Quelle: Flickr/Devin Demokan
Claude Cahun, Dora Maar, Sonia Delaunay, Florence Henri, Hannah Höch, Sophie Taeuber-Arp, sowie Katarzyna Kobro und Germaine Dulac verbindet vor allem ihr hohes Engagement, sowie die Wichtigkeit, die sie für jeder ihrer künstlerischen Strömungen darstellen.

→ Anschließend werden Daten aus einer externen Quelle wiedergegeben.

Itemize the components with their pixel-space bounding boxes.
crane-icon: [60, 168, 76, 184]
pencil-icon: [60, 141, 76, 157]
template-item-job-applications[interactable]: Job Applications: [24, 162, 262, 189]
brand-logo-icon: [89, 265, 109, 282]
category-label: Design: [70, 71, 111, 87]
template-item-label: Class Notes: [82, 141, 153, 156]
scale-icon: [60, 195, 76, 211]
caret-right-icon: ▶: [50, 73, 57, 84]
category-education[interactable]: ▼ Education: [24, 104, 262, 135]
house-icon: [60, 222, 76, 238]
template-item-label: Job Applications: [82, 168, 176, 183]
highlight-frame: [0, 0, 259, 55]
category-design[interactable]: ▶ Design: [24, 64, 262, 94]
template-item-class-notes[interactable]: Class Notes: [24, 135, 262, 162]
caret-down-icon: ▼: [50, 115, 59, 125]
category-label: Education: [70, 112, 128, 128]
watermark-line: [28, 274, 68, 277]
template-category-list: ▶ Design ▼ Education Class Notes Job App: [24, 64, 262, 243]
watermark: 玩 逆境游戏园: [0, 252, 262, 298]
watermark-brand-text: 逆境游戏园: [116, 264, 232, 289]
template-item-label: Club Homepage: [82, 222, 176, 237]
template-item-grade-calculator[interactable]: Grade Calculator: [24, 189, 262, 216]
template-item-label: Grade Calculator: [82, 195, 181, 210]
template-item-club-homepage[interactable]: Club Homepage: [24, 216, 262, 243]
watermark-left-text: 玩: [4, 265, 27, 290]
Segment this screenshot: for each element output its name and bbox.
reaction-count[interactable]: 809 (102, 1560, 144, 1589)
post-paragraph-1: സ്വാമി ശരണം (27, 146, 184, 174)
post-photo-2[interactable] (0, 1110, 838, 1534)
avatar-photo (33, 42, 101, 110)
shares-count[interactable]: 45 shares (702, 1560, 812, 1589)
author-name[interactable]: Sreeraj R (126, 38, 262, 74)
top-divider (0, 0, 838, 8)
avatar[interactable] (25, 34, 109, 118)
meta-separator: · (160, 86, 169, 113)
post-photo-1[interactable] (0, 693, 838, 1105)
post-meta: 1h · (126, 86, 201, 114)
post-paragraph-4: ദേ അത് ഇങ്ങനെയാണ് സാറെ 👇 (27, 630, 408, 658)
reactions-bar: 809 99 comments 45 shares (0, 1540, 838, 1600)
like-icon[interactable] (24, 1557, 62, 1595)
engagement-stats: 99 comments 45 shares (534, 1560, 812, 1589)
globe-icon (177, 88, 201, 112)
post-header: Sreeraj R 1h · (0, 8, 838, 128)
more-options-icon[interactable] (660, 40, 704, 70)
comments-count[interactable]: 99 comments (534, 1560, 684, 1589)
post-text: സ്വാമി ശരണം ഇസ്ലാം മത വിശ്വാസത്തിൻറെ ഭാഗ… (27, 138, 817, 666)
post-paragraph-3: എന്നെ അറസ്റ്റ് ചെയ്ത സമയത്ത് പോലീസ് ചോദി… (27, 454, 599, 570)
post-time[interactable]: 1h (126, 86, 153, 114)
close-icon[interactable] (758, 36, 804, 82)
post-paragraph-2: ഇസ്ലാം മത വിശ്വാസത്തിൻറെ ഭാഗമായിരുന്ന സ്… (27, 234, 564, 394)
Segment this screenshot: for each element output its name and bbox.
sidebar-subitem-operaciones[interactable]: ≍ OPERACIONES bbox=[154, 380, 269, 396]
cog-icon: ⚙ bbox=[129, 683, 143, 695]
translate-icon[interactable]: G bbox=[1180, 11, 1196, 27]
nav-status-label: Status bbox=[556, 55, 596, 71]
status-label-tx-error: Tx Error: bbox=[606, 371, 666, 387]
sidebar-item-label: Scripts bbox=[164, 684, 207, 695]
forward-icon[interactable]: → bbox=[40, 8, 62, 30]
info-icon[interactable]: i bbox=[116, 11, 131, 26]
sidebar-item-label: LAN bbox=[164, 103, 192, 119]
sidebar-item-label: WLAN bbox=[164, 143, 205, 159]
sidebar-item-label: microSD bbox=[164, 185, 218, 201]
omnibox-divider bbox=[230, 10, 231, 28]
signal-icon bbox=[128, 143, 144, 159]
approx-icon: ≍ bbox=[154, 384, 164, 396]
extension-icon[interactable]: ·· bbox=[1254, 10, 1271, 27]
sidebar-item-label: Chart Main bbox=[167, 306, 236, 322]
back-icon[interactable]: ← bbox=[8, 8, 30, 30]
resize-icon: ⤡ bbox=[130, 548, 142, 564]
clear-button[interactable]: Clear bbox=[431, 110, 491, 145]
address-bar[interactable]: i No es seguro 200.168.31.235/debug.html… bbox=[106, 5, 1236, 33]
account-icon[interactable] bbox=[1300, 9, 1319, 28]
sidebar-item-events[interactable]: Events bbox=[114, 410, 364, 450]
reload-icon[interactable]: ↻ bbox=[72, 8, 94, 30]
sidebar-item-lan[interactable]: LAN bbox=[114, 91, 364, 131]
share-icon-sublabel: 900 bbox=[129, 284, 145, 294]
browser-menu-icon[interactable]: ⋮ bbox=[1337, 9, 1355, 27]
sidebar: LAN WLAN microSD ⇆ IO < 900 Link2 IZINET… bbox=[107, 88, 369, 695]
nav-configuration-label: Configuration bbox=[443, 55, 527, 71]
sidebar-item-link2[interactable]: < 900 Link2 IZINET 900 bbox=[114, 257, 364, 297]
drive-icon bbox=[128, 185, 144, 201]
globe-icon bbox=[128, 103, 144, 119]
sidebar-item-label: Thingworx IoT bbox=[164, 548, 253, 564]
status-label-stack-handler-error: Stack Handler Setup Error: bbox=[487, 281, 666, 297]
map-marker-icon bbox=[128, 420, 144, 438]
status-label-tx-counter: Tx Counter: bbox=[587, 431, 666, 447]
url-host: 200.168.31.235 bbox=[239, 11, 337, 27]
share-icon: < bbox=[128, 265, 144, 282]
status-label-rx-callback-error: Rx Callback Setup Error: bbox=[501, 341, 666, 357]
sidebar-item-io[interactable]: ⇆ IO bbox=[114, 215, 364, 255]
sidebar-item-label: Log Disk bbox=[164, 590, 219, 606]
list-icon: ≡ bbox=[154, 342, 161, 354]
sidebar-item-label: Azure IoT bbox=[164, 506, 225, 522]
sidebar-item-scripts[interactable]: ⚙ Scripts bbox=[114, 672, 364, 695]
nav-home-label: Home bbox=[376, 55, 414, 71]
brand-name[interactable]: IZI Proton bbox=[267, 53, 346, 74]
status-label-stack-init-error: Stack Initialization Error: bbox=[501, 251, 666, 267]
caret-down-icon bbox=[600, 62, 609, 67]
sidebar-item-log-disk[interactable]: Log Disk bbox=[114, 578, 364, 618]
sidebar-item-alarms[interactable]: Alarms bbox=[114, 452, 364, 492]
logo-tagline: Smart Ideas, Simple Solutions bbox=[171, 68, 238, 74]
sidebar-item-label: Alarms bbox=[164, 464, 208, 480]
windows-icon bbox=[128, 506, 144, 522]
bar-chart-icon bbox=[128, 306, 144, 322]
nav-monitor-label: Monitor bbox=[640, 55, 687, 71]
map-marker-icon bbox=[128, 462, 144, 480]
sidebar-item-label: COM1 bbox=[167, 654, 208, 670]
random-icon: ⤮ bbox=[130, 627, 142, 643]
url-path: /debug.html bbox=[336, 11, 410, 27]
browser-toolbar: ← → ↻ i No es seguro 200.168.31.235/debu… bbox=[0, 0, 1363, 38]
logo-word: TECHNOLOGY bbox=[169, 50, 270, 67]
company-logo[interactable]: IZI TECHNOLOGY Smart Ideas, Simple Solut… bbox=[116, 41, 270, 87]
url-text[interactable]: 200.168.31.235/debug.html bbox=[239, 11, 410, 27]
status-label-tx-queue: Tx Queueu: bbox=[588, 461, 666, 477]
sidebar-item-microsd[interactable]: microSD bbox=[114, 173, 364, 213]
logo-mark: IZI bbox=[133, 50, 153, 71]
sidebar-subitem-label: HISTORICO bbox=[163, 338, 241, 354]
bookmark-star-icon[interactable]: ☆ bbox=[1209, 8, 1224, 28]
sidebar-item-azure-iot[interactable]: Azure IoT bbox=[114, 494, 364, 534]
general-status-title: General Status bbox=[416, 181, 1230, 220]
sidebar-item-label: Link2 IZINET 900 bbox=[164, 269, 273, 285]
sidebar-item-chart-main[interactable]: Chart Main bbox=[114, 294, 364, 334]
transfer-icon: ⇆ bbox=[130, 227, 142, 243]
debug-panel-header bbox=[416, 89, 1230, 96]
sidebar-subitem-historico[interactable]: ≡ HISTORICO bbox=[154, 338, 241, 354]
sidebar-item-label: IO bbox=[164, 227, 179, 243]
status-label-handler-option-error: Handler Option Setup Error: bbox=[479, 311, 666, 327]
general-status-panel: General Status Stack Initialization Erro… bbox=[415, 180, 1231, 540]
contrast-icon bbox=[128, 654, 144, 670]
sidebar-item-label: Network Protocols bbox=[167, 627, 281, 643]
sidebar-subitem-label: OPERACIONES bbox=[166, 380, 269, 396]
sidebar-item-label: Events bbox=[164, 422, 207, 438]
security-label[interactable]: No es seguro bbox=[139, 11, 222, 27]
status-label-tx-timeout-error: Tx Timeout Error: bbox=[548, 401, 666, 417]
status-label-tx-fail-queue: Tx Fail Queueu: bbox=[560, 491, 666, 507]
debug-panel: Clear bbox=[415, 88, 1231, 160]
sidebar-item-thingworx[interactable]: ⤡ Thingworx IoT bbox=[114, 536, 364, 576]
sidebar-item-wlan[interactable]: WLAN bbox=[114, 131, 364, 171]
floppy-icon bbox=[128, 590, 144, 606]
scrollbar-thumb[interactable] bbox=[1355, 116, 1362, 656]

Die Ausstellung “Die andere Seite des Mondes, Künstlerinnen der Avantgarde” , soll ein neues Licht auf den feministischen Diskurs dieser Zeit werfen und vor allem beleuchten, welche selbsttändigen Leistungen unabhängig von jeder einzelnen dieser einzigartigen Frauen erbracht wurden.
ihre Kunst drückte sich in verschiedenen Stilrichtungen aus. Malerei, Collage, Modedesign, Fotografie, um nur einige zu nennen.
Mehr als 230 Werke werden präsentiert, von denen jedes einen wichtigen Beitrag zur Weiterentwicklung von Kunststilen wie Dadaismus, Konstruktivismus und Surrealismus lieferte.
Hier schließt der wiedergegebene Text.